1) Do you really NEED these bridges? What would happen if they just weren't there? Edit Just read you could do without one of them, but both?
2) Can you reduce the width/ span or divide into two? This could be by e,g. dropping in a few gabion baskets as a mid point? Or a couple of concrete blocks?
3) You're definitely into small 2 to 5 man company size here where this is worth their while, So need to find one or two to see what their capabilites are and design around them rather the other way around.
4) Figure out what machine you can actually get in there. Even a small tracked digger will help hugely. Many will reduce track width when travelling to 3 feet wide or so. Again design around their lifting capacity rather than the other way around.
5) Longevity might be the best long term solution but I guess most owners won't want to fund a replacement that will last 50 years when they won't be there in 10 years, so I would concentrate on timber solutions or FRP main beams at best.

Good luck, Merry Christmas, and let us know how it goes...

Remember - More details = better answers
Also: If you get a response it's polite to respond to it.

RE: Options For Limited-Access Pedestrian Bridge Construction

Also off the wall a bit here but could you use two or more telegraph poles? They are about 30 ft long....

Remember - More details = better answers
Also: If you get a response it's polite to respond to it.

RE: Options For Limited-Access Pedestrian Bridge Construction

SRE - the composite bridge companies might do the install, or know of contractors experienced with their products. Worth a few calls. (note, I don’t have any involvement in the civil engineering side of composite materials/structures; just have read a lot of articles about those applications over the years)

RE: Options For Limited-Access Pedestrian Bridge Construction

Thanks, SWC. Have given this bridge project a good bit of thought since yesterday:

Soon after new year begins will see if I can convince the eight (8) other Board members to eliminate the longer bridge over the inlet stream.

The HOA is set up to bid projects through a property management company (working with them on technical issues is a story in itself... at first, the "manager" considered engineering requirements to be "suggestions". A little arm-twisting and that has been resolved.)

I'll prepare a "Scope of Work" (to keep things simple I just combine a real Scope of Work with Engineering Specifications... nobody here knows the difference.) This document will list all of the FRP companies including the links you provided, Acrow (per BridgeSmith), Contech, and perhaps a few other companies in the steel prefab bridge business.

Then sit back and see what we get.

If that approach does not work, then the Board will have justification to bypass the property management company and try again.
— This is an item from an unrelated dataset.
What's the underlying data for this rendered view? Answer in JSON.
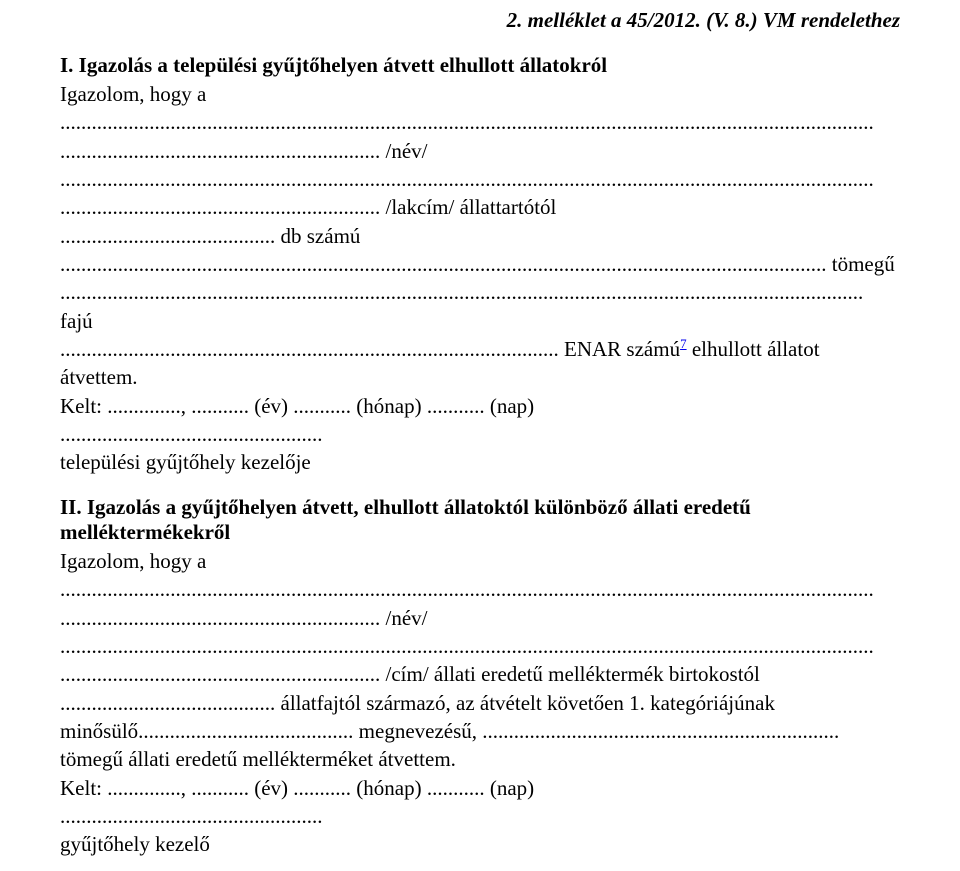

I appreciate all the input and will let you know what happens. Simultaneously will move on to road rebuilding, community-wide above/underground stormwater system restoration/improvements, repave/repurpose worn-out tennis court to pickleball, etc. Lucky that I consider all this to be a really interesting "hobby"... at least for now. smile

RE: Options For Limited-Access Pedestrian Bridge Construction

Careful about the pickleball. Noisier than tennis, which could cause problems depending on proximity to dwellings.

RE: Options For Limited-Access Pedestrian Bridge Construction

hokie66 - Yes, we have discussed noise quite a bit. The pickleball players taped temporary court lines onto the dilapidated court about a year ago. When asked about noise, nearby residents have no complaints, so far. Two advantages:
Most of the year is too hot for pickleball since the court is in direct sunlight.
No lights and no plans (or money) to install them, so no night pickleball.

The Board's finance officer and I have convinced enough of the other Board members to put this court project at the bottom of the priority list.

RE: Options For Limited-Access Pedestrian Bridge Construction

Going out for bids this week for bids on a prefabricated or modular pedestrian bridge. I incorporated all of the manufacturers suggested in this thread (thanks) as acceptable suppliers. Will see what happens next.